When one chip isn't enough, the "transformer engine" takes care of it
How does Nvidia bring out all this power? One of the secrets lies in the second generation "transformer engine": a dedicated architecture that doubles the computing capacity, placing more neurons in less space, for increasingly larger and more high-performance neural networks.
What happens when you put dozens or hundreds of these chips together in a server? Up to 576 GPUs can “talk” to each other with a bidirectional bandwidth of 1,8 terabytes per second.

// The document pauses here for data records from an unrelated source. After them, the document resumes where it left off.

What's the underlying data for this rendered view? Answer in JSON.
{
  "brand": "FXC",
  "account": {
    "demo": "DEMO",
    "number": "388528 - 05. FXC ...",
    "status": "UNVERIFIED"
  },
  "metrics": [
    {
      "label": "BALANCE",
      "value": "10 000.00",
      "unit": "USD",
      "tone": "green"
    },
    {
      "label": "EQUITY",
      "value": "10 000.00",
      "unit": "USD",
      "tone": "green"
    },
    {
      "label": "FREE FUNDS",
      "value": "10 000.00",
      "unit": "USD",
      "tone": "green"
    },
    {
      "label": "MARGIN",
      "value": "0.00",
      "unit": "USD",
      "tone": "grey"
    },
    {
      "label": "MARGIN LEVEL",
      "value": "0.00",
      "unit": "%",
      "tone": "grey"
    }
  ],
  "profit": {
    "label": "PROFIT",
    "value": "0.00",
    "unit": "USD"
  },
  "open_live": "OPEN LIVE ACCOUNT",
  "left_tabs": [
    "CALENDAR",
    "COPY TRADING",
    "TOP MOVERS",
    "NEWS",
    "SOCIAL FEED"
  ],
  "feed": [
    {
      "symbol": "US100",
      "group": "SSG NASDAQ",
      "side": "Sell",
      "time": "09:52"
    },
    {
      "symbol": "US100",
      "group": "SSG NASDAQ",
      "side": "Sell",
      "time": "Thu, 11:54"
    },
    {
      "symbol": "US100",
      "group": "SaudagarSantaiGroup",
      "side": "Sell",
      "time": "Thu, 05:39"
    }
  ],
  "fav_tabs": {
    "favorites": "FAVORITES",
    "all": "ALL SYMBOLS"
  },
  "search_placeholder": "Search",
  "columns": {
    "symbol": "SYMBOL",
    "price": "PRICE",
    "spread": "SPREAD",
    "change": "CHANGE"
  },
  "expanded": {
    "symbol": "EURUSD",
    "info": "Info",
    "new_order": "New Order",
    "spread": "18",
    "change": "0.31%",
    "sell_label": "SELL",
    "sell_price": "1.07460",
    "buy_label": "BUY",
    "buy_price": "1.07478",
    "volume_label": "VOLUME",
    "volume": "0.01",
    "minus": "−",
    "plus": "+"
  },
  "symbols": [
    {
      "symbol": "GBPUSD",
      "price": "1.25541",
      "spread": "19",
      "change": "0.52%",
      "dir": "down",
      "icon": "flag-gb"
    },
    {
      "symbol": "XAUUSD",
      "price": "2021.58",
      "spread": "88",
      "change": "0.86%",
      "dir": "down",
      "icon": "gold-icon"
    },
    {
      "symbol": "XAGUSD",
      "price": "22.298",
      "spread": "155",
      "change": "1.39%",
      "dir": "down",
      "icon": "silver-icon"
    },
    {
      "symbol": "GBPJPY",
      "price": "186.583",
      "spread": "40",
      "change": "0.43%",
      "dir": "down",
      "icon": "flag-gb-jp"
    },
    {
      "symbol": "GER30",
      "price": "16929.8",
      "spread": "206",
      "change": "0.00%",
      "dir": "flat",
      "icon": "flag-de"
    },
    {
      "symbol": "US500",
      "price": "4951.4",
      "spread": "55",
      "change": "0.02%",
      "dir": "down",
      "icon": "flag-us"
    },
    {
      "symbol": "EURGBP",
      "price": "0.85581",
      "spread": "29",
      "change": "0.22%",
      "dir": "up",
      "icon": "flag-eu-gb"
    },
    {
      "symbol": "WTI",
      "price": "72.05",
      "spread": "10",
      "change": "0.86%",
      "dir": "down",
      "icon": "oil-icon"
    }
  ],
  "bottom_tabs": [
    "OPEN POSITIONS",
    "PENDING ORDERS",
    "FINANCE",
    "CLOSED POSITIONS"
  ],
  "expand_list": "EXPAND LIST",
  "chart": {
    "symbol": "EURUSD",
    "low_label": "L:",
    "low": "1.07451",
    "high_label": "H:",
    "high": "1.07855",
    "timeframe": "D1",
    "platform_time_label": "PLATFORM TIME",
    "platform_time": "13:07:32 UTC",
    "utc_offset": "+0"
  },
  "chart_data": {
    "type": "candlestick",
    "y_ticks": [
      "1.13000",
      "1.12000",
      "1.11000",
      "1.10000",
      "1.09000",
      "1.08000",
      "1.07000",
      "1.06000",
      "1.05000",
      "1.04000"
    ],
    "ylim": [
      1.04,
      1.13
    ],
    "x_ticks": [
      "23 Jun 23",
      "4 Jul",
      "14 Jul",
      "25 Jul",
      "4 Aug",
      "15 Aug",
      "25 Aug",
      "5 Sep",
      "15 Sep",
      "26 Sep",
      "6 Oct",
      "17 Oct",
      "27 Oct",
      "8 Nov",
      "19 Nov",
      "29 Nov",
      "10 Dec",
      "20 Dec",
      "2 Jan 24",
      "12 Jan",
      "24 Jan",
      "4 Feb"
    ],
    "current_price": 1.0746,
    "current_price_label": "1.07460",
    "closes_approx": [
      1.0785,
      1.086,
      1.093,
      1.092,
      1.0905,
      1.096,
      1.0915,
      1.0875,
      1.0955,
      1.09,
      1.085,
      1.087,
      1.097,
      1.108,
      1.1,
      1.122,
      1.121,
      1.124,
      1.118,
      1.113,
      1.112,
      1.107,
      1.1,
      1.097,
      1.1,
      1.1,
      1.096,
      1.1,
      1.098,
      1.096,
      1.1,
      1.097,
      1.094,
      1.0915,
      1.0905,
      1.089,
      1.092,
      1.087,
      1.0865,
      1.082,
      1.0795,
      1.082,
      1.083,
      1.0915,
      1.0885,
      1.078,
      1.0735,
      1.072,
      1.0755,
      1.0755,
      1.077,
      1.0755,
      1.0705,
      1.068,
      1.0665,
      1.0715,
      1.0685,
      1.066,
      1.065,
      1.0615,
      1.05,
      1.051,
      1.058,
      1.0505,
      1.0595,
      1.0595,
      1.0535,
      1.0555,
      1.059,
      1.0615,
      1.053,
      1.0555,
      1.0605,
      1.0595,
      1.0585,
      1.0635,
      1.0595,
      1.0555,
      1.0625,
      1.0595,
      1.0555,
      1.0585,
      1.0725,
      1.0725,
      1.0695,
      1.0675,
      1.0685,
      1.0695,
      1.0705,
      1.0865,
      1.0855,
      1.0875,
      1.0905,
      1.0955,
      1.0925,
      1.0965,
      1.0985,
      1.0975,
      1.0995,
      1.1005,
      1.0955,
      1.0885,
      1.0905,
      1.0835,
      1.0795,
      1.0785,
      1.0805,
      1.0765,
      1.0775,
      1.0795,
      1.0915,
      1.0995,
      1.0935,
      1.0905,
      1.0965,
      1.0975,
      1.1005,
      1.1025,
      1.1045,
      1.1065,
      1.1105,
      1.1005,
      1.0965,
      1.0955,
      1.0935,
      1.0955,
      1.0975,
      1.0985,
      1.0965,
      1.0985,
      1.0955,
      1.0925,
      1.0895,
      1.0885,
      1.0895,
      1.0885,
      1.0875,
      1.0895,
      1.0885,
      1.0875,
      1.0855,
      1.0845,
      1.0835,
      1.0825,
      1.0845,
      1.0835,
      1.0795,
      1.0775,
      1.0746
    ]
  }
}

In three words (for real this time, I swear): extreme parallel computing.
From chips to supercomputers, it's a short step
If you want an idea of what we're going to see soon, the systems that will be driven by these Blackwells will be able to train models with 27 trillion parameters. GPT-4 boasts “just” 1,7 trillion.
Nvidia seems to be launching a challenge to the entire world of AI: do you want to go fast? Follow us. And the big cloud players seem to have grasped the message: Amazon, Google, Microsoft and Oracle have already lined up to offer these trinkets in their services. A sign that the hunger for computing power is stronger than ever.
With Blackwell, is Nvidia killing the market?
There are those who turn up their noses at this excessive power of Nvidia, which risks creating a de facto monopoly in a key sector such as artificial intelligence. It is good to ask the question. There are those who fear that this race to “bigger, faster, more powerful” could lead to an uncontrolled development of increasingly complex and unpredictable AI systems. This is also a legitimate question.
Because beyond these question marks, with Blackwell and GB200 Nvidia has demonstrated that it has its foot pressed on the accelerator of innovation. Bad. And that I have no intention of removing it.
Like it or not, the future of AI increasingly speaks the language of GPUs. And he has the sly face of Jensen Huang.